Imagine for instance, a transactional database like Postgres hosted on one of the data platform, made directly available and in real-time for analytical processing through a change data capture feed managed by the platform upon a simple definition of metadata on the transaction table, something like a tag like: usage=[transactional, analytical]
A lot of the integrations would be natively managed, reducing the need for data engineer to setup multiple integrations jobs, and data would become by itself an API, and a managed platform offering seamless integration of real-time data feeds between the transactional and analytical realm .
This is an area that Customer data platform (CDP) has been trying to tackle for a long time, although specializing on a particular problem space. These platforms have been designed to be marketeer friendly, rather than supporting data engineers and developers, but the space is changing rapidely with the increased need to process a high volume of data, increasing complexity and regulation. Within the CDP space, the current direction is towards “composable” CDPs, platforms that can sit on top of existing data platforms addressing only the specific need for Customer Data Management, such as segmentation, id resolution and data integration onto marketing systems rather than fully fledges data platforms themselves.
With the the trend towards a data fabric, the roles of the data and backend engineers are likely to significantly changes:
Data Engineers would be able to focus more on value added tasks of data modelling, data quality, implementing business logic and machine learning decisioning systems rather than focusing on integration, dependency management and the management of infrastructure components.
This will help data engineers deal with some of the increased complexity in these areas as innovation drives past current methodologies and toolings. Data engineers are entering a time of blurred lines, for realtime data transformations where the distinctions between what is a data transformation and what is a table isn’t clear, with federated engine like kafka tiered storage, which abstract data storage from data access, or from future “intelligent tiering” features that could be setup on top of these platforms. This evolution is similar to how distributed engines have abstracted a lot of the work needed for processing purpose.
Data Engineers need to nonetheless understand how the systems or platform behave and how to best interact with them.
Backend Engineers — backend engineers will have to contend with a world of “Data platforms”, whatever it moves towards. They will need to understand whether they can leverage the existing platforms for their use cases and build upon it or risk having to deal with costly external integrations.

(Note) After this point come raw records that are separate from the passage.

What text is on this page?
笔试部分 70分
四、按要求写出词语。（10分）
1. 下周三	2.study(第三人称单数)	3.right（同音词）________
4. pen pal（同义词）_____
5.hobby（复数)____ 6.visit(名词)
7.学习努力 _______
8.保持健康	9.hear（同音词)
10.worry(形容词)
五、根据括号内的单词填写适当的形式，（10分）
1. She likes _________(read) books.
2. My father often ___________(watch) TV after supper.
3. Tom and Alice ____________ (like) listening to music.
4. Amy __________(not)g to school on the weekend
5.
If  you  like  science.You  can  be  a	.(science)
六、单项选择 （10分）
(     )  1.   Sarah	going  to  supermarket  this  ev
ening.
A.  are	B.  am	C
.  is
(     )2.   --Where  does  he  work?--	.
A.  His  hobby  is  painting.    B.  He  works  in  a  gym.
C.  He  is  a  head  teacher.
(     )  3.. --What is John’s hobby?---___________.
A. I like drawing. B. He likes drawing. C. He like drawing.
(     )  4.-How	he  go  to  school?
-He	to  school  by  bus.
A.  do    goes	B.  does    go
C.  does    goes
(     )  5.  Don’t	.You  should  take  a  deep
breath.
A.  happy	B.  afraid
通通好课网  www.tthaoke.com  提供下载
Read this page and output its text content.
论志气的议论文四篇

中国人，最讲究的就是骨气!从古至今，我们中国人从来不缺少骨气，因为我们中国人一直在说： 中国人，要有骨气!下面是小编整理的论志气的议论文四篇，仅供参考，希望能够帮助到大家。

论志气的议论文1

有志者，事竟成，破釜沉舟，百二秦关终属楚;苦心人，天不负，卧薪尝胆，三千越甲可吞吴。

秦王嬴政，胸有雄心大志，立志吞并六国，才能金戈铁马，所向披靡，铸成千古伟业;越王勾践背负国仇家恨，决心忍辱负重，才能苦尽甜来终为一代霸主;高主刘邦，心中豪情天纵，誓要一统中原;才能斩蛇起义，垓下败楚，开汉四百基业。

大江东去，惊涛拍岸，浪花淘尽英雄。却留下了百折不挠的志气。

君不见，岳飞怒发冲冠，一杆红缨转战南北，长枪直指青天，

5 years in and the future of data engineering seems to back to its roots, that of the data warehouse. The data warehouse of today is however quite different from the data warehouse of the past.
The data warehouse of now, the “Lakehouse” has been rebuilt from scratch to tackle the challenges of today’s data volume, taking along with it some of the best practices and approach taken along the way.
But If the past is any indication of the future … we should look back at the previous era of data warehouses to understand where our future might lie.
Just like in its’ days where Oracle databases were used for data warehouse, but as well to power operational applications built upon PL/SQL and offered a full set of capabilities such as real-time triggers capabilities , queuing , statistical and ml extensions … The new data platforms of this era are trying to be ubiquitous in usage, this time with their own marketplace, handling of big data, MLOps capabilities and more.
We are entering the cycle once more, long live the data warehouse.